Lucilius woke up and laid in bed a moment pondering this catalogue of questions. He wondered about all the questions he had asked during his time alive and for the first time wondered about the quality of questions he had been asking.
Certainly there were countless ways to ask the same question and poke at the same unknown sentiment, but were there perhaps better quality questions?
As has always been said, no question is a bad question, but that had never ruled out the fact that some questions are certainly better than others.
Without getting out of bed Lucilius picked up a small notebook on his bedside table and opened it to the first blank page. He wrote at the top ‘Catalogue Q’, and resolved to try and live the next year of his life through a search for better questions, by cataloging them, analyzing them, and honing them.
In the beginning Lucilius thought he was making much headway with his life: breaking down problems into finer and finer questions that were answered more easily and for a number of months he saw an immense improvement in his productivity and progress.
But after a while, as he began to curiously look back on his pages of questions through a sense of pride for carrying out the small experiment, he started looking at his answered questions differently. Time and space from the older questions gave him a new perspective and he started to see the answers he had found to these questions as stale, but also itching in a strange way.
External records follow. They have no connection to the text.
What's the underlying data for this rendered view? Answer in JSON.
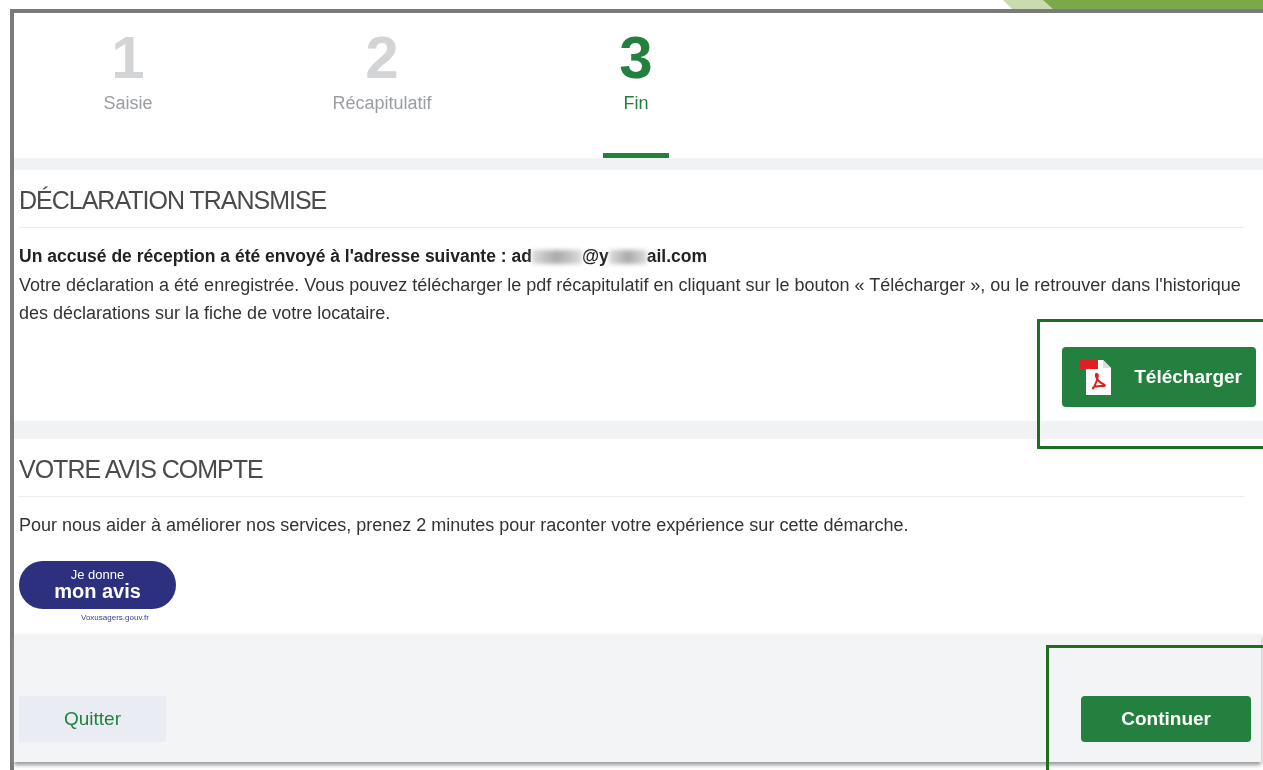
{
  "steps": [
    {
      "number": "1",
      "label": "Saisie",
      "selected": false
    },
    {
      "number": "2",
      "label": "Récapitulatif",
      "selected": false
    },
    {
      "number": "3",
      "label": "Fin",
      "selected": true
    }
  ],
  "confirmation": {
    "title": "DÉCLARATION TRANSMISE",
    "receipt_label": "Un accusé de réception a été envoyé à l'adresse suivante :",
    "email_parts": [
      "ad",
      "@y",
      "ail.com"
    ],
    "message": "Votre déclaration a été enregistrée. Vous pouvez télécharger le pdf récapitulatif en cliquant sur le bouton « Télécharger », ou le retrouver dans l'historique des déclarations sur la fiche de votre locataire.",
    "download_button": "Télécharger"
  },
  "feedback": {
    "title": "VOTRE AVIS COMPTE",
    "message": "Pour nous aider à améliorer nos services, prenez 2 minutes pour raconter votre expérience sur cette démarche.",
    "badge_top": "Je donne",
    "badge_bottom": "mon avis",
    "badge_source": "Voxusagers.gouv.fr"
  },
  "footer": {
    "quit_button": "Quitter",
    "continue_button": "Continuer"
  }
}
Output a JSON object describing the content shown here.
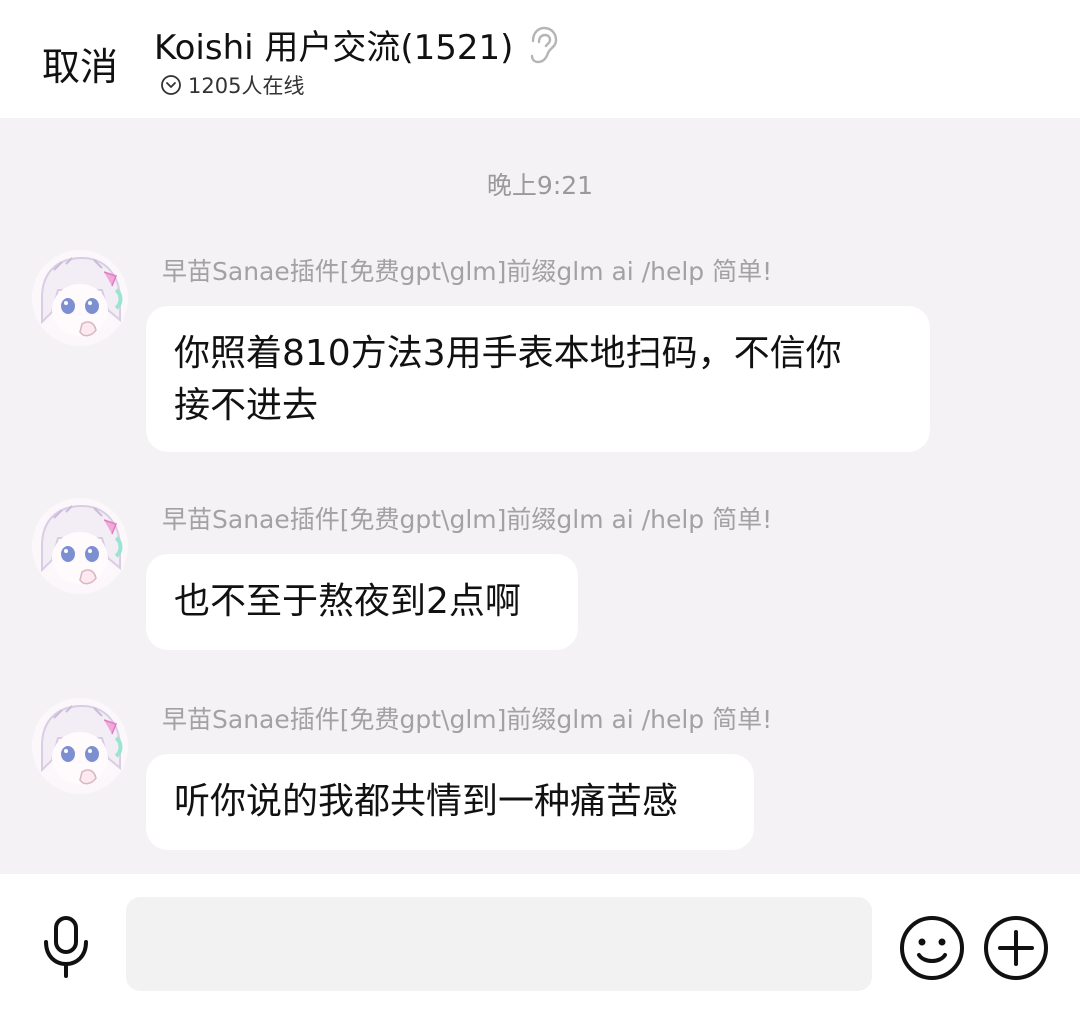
{
  "header": {
    "cancel_label": "取消",
    "title": "Koishi 用户交流(1521)",
    "online_text": "1205人在线"
  },
  "chat": {
    "timestamp": "晚上9:21",
    "messages": [
      {
        "sender": "早苗Sanae插件[免费gpt\\glm]前缀glm ai /help 简单!",
        "text_line1": "你照着810方法3用手表本地扫码，不信你",
        "text_line2": "接不进去"
      },
      {
        "sender": "早苗Sanae插件[免费gpt\\glm]前缀glm ai /help 简单!",
        "text": "也不至于熬夜到2点啊"
      },
      {
        "sender": "早苗Sanae插件[免费gpt\\glm]前缀glm ai /help 简单!",
        "text": "听你说的我都共情到一种痛苦感"
      }
    ]
  },
  "input_bar": {
    "placeholder": "",
    "value": ""
  },
  "icons": {
    "ear": "ear-icon",
    "online": "chevron-down-circle-icon",
    "mic": "microphone-icon",
    "emoji": "smiley-icon",
    "plus": "plus-circle-icon"
  },
  "colors": {
    "background": "#f4f2f5",
    "bubble": "#ffffff",
    "sender_text": "#a2a2a2",
    "timestamp_text": "#9a9a9a"
  }
}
Naturally, a question popped into his mind as a way of testing and ultimately splitting the answers he had found. He flipped back to a blank page and began to write more questions based on the older ones he thought he had laid to rest. He wrote feverishly until he had reworded most all the questions he had come up with during the experiment, and then he settled down upon the core problem. He sat back from his catalogue and mused aloud:
“To wonder is a kind of question. Or to imagine, or dream. It’s all a kind of question about reality. But to take any kind of next step on what we might wonder or imagine or dream requires honing down that vague question into something more specific, something concrete with which we can test reality with.”
He paused, wondering more.
“But any kind of answer we might find to any question we ask really just improves what we know about reality, and so it changes the sort of mental environment in which we can imagine and dream up possibilities. It goes back and forth.”
Years later when Lucilius’ Godson was an adolescent, he sought advice from his godfather. He called him up and complained about a lack of motivation, a feeling of aimlessness and purposelessness.
“How,” he asked his godfather, “can I get moving?”
“Answers exist between questions,” Lucilius told the boy.
“That’s your answer to my question?”
“Yes, but what does it tell you is next after this answer?”
“Another question?” the boy queried.
“You got it,” Lucilius said, “time to ask yourself a better question.”